03 Kas 25 - Pts 9:09:am
Koyu Açık

Blog Post

Fikir Yorum > Fikir yorum > Dr. Seyyid Farid El atas ile röportaj : “Sömürgeleştirilme”

Dr. Seyyid Farid El atas ile röportaj : “Sömürgeleştirilme”

Dr. Seyyid Farid El atas, özellikle İbn Haldun’un teorilerine dayanarak alternatif sosyoloji modelleri üzerine kapsamlı araştırmalar yapmış bir sosyologdur. Singapur Ulusal Üniversitesi’nde ders vermektedir. Araştırma alanı temel olarak bilginin sömürgesizleştirilmesi kavramına dayanmaktadır. Önemli kitapları: Endonezya ve Malezya’da Demokrasi ve Otoriterlik: Sömürge Sonrası Devletin Yükselişi ve Asya Sosyal Bilimlerinde Alternatif Söylemler: Avrupa Merkezciliğe Tepkiler.

Muhammed Noushad, Calicut, Kerala’da Dr. Seyyid Farid El atas[1] ile röportaj yapıyor.

Otobiyografik bir soruyla başlamak istiyorum. Babanız Seyyid Hüseyin El Atas, Batılılaşmamış bilginin gerekliliği üzerine yazan öncülerden biriydi.
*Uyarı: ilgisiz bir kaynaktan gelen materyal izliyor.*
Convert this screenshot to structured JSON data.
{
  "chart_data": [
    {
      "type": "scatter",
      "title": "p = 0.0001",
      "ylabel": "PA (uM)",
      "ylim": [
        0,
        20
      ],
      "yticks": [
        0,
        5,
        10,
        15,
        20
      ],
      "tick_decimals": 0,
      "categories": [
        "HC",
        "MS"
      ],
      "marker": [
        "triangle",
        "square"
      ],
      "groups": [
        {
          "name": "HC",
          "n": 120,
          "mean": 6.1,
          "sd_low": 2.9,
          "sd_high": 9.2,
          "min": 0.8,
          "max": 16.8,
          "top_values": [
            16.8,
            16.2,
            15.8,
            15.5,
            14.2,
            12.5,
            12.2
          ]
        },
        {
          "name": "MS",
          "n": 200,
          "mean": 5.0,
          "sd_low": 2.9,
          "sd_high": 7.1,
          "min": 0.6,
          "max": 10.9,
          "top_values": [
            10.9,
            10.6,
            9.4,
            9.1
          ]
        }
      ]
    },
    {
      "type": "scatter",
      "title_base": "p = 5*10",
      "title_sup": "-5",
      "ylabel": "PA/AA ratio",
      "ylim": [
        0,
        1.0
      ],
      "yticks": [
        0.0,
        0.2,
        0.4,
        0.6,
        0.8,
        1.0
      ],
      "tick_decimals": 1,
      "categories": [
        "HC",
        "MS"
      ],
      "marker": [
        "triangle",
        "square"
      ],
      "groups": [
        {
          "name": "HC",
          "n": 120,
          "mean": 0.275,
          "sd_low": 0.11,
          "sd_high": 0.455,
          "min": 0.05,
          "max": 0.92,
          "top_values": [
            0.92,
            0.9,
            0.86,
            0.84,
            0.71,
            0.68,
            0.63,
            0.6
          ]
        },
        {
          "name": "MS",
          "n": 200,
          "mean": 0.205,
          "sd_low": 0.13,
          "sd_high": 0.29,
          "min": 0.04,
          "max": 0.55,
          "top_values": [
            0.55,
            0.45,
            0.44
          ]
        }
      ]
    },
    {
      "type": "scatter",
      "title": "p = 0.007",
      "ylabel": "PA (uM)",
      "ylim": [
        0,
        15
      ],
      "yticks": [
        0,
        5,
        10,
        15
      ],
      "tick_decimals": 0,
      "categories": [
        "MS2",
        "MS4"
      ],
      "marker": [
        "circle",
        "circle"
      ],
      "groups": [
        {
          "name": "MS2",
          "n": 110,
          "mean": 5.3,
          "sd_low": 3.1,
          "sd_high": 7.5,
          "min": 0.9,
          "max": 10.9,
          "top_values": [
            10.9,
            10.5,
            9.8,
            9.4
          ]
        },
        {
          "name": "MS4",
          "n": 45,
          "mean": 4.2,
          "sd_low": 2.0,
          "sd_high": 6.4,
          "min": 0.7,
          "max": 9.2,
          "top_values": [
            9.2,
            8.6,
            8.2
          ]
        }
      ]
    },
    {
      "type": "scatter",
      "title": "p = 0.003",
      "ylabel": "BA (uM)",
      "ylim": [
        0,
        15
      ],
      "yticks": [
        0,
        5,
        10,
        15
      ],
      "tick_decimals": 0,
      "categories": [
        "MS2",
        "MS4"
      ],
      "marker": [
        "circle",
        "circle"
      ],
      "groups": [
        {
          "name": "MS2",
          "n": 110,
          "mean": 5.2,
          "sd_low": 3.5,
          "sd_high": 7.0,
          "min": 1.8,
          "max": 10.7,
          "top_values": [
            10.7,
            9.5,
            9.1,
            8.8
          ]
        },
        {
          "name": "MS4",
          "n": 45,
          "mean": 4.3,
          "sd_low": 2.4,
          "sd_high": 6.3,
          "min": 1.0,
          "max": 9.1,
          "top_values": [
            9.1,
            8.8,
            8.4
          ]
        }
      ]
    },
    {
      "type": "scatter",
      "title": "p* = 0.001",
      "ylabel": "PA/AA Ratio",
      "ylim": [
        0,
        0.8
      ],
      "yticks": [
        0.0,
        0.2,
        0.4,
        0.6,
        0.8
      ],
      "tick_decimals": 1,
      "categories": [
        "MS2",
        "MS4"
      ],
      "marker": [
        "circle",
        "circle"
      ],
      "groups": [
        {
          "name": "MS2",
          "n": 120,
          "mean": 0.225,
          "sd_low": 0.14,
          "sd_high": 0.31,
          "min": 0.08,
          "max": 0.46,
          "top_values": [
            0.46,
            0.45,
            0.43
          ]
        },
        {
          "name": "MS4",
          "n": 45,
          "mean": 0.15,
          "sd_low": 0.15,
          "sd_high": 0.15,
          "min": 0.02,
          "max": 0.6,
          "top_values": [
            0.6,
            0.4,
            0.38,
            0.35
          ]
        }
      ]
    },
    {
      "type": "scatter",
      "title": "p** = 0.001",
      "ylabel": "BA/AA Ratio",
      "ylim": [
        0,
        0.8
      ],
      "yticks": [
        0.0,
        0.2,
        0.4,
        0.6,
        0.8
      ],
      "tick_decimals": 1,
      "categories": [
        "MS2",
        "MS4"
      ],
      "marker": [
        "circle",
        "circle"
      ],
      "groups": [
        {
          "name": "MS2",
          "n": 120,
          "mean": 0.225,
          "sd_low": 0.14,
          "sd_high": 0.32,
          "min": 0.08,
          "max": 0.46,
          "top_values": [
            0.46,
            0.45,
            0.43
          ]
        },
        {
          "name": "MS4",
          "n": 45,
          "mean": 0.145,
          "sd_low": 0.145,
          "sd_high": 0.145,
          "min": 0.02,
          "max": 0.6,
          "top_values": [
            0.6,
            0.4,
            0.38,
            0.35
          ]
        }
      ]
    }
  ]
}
Amcanız Seyyid Nakib El Atas ise, Müslüman dünyasındaki epistemolojik krizlere ideolojik eleştiri getiren çığır açıcı eseri “İslam ve Laiklik”i kaleme aldı. Onların düşünceleri, Avrupa merkezciliğe karşı “Alternatif Söylemler”e yönelmenizi nasıl etkiledi?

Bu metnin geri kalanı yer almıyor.